Standort der Grubenwasserhaltung im Ruhrgebiet

In Abstimmung mit Behörden, Politik und Wissenschaft hat die RAG ein Konzept zur langfristigen Optimierung der Grubenwasserhaltung für das Ruhrgebiet entwickelt. Das Konzept sieht vor, die Wasserhaltungen im Ruhrgebiet auf sechs Standorte zu konzentrieren, diese von Grubenwasserhaltungen mit einem offenen, bewetterten Grubengebäude zu Brunnenbetrieben umzubauen und mit modernsten Tauchpumpen auszustatten.

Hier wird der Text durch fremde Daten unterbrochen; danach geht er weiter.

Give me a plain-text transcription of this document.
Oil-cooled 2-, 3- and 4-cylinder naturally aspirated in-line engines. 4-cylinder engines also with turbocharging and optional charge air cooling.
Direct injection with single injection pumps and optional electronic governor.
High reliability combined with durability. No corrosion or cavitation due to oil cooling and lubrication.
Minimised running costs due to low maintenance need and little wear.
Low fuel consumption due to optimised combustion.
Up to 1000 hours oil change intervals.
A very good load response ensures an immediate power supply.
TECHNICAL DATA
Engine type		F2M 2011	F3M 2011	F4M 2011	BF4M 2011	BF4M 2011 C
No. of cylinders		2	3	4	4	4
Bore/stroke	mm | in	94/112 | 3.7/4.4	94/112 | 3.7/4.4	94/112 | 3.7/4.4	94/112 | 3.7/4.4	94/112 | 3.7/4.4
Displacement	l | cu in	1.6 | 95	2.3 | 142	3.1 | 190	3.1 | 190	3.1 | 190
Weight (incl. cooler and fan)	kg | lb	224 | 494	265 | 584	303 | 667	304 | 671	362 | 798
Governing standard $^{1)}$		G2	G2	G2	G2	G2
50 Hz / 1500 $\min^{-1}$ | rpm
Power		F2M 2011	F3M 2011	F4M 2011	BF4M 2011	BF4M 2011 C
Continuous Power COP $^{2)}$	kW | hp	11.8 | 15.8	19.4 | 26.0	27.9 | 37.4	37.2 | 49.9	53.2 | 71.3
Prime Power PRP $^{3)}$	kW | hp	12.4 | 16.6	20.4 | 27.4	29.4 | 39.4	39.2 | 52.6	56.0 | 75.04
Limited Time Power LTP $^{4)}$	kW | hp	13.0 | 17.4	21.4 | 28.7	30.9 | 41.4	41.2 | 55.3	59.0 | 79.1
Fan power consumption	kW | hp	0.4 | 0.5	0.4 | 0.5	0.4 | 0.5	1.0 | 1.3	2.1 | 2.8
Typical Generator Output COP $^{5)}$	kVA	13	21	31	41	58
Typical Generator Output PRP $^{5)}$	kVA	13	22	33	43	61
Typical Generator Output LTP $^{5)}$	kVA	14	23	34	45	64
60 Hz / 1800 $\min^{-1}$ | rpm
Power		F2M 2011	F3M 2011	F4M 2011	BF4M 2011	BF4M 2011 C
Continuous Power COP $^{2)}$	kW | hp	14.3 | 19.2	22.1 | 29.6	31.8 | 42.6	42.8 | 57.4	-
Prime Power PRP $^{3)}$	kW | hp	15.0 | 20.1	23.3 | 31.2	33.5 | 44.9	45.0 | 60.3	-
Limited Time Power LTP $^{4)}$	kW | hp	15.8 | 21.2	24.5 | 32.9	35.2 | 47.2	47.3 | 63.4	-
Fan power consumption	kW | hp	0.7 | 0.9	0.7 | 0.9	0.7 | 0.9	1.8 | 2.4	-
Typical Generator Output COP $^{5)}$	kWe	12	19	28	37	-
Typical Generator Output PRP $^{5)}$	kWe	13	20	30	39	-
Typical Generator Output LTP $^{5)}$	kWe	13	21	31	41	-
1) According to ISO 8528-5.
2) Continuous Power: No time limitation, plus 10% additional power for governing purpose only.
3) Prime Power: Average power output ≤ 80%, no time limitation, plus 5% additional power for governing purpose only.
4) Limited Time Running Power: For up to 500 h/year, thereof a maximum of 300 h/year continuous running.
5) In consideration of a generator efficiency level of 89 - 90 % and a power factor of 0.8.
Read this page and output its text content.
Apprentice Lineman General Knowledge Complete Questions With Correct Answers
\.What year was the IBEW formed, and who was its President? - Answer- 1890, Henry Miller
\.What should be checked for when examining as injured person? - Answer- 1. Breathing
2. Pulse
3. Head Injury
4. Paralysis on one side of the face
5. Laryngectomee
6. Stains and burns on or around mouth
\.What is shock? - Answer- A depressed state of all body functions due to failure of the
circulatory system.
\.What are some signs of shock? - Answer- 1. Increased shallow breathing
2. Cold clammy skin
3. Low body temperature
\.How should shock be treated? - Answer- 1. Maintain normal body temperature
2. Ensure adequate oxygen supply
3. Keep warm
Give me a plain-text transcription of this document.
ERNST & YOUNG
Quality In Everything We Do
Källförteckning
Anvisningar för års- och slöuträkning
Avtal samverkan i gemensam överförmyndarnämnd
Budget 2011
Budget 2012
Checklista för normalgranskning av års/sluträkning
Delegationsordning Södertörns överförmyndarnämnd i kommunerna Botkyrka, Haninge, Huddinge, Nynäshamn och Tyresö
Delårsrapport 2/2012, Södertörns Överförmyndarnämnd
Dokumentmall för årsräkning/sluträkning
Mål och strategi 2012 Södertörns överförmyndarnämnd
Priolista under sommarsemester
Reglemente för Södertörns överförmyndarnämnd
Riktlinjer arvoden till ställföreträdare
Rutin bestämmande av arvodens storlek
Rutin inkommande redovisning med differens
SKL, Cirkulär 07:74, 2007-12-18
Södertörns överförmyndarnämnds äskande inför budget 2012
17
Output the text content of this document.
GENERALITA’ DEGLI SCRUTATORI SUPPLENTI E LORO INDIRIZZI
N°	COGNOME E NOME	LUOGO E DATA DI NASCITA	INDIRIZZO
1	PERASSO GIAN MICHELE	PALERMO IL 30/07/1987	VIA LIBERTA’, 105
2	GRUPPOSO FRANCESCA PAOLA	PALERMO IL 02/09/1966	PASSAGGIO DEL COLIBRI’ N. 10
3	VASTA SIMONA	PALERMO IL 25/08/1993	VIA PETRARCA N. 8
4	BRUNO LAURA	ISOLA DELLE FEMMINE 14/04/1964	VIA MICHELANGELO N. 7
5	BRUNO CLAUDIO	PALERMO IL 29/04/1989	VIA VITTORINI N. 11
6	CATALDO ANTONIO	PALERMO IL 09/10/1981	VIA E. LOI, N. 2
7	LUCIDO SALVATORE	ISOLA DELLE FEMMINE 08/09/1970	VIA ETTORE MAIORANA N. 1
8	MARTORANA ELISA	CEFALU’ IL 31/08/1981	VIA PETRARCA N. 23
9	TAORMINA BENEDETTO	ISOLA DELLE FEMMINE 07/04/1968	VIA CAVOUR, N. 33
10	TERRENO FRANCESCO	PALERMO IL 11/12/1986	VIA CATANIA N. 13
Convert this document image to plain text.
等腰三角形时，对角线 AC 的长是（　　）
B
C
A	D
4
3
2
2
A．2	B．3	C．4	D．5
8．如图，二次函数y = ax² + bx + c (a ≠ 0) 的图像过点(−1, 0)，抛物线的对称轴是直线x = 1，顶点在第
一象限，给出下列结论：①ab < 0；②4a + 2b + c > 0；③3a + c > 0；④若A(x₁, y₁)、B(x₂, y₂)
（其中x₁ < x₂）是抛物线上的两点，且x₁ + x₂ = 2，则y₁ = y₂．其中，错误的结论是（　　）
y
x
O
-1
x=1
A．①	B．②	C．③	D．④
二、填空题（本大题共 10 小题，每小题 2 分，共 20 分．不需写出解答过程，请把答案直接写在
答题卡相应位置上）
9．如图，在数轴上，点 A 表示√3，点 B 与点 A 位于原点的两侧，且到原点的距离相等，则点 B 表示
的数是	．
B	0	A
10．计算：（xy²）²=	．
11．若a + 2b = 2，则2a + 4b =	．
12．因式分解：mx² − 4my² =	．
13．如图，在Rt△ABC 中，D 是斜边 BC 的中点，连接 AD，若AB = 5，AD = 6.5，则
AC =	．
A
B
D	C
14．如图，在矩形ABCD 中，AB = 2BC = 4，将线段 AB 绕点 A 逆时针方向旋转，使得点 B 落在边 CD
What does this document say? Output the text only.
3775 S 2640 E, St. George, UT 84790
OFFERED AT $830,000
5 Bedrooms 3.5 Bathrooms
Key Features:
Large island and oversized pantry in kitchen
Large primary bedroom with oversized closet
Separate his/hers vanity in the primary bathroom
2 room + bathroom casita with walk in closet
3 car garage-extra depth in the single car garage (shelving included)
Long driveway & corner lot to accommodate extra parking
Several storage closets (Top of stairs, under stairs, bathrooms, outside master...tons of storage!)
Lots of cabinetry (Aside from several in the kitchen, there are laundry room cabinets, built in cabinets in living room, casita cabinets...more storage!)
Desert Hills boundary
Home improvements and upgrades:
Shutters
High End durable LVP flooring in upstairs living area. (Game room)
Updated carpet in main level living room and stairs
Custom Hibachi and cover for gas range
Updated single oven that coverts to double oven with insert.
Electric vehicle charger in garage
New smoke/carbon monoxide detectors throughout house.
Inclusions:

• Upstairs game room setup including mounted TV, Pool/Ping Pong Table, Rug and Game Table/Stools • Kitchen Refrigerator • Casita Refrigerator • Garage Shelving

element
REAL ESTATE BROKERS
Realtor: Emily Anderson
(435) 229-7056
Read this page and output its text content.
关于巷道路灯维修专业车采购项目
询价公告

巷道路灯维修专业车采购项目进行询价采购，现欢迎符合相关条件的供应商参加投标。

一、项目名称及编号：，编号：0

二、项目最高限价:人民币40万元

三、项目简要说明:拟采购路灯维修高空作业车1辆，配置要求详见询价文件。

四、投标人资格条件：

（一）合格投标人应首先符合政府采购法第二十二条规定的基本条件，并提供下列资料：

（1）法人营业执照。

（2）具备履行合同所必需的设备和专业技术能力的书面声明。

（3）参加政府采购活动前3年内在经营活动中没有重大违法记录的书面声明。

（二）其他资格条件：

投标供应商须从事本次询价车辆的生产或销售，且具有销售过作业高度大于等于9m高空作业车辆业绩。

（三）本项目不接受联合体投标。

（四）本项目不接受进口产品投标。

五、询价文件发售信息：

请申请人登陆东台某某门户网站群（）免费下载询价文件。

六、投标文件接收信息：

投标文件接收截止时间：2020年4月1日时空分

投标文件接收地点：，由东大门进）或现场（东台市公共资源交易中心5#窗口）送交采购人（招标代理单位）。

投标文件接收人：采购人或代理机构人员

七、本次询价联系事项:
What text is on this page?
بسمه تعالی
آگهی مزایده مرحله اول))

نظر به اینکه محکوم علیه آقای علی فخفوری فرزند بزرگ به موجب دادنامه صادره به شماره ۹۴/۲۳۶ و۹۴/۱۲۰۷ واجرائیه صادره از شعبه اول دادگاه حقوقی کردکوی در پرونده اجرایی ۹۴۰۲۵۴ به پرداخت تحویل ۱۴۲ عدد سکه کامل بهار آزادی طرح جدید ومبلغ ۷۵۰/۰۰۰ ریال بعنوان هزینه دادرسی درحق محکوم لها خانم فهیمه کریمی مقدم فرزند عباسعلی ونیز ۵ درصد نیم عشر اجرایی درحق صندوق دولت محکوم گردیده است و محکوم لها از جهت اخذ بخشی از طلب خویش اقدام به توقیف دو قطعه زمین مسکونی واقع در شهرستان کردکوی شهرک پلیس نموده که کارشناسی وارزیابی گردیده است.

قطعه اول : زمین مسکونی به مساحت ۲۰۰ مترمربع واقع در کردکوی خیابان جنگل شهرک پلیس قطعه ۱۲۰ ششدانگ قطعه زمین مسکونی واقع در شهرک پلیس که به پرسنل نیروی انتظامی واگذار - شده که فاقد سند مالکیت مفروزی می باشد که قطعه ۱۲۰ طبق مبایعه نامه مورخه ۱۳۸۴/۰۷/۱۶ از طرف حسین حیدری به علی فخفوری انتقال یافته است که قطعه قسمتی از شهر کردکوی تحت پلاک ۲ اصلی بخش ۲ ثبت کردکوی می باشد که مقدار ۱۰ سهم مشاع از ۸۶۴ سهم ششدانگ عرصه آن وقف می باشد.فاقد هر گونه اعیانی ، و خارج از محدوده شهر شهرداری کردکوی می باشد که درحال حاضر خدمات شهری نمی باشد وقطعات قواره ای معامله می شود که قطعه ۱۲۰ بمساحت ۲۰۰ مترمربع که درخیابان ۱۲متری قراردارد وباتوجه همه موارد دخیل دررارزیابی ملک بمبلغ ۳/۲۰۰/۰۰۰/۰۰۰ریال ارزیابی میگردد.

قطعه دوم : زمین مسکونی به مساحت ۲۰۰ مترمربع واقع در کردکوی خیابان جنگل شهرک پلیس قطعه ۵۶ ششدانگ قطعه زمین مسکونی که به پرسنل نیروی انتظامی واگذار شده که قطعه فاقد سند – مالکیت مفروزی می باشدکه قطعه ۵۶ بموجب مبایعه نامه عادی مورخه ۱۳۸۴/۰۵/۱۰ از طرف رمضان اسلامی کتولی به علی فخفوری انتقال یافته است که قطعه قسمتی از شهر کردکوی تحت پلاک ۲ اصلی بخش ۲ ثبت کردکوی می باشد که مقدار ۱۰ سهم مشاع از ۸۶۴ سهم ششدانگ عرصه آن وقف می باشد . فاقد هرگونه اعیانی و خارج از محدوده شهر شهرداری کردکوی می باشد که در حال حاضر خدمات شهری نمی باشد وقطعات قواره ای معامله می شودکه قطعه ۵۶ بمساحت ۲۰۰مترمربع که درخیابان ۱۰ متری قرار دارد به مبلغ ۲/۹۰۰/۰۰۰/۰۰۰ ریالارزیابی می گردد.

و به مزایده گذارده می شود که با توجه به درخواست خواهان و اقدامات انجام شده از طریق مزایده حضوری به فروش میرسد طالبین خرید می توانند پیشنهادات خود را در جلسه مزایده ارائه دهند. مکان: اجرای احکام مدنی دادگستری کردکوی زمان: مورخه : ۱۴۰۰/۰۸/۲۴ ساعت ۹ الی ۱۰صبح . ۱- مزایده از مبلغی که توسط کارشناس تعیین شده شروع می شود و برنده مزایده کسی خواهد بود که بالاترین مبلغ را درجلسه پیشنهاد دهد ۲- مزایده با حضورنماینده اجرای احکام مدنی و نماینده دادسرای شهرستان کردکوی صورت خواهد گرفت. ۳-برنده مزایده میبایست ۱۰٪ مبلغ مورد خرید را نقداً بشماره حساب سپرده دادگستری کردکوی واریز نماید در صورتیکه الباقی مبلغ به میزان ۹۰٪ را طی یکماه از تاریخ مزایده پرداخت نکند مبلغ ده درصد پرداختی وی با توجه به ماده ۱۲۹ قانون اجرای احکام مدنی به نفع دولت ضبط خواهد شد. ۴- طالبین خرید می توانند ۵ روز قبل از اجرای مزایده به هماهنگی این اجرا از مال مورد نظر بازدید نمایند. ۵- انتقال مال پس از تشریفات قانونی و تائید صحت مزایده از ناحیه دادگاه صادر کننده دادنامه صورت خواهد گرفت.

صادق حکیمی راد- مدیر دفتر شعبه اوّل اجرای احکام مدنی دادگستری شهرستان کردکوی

Dem Standort Lohberg kommt dabei eine besondere Bedeutung zu. Durch den Anstieg des Grubenwasserniveaus im mittleren Ruhrgebiet kann das Grubenwasser der heute noch eigenständigen Wasserprovinzen Amalie, Zollverein, Carolinenglück und Prosper-Haniel zukünftig am Standort Lohberg gehoben und direkt in den Rhein eingeleitet werden. Dadurch wird die Emscher gänzlich von Grubenwasser befreit. Auch das Grubenwasser der Wasserprovinz Auguste Victoria wird zukünftig am Standort Lohberg gehoben, in diesem Zusammenhang wird ebenfalls die Lippe spürbar entlastet. 

Vom Standort Lohberg gelangt das Grubenwasser zukünftig über eine unterirdische Ableitungstrasse zum Rhein, die die RAG bis 2034 errichten wird. Dabei kommt ein umweltschonender unterirdischer Rohrvortrieb zum Einsatz – ein Bauverfahren, bei dem unter der Erde Rohre verpresst werden, ohne dass dafür ein langer offener Graben an der Oberfläche erforderlich ist.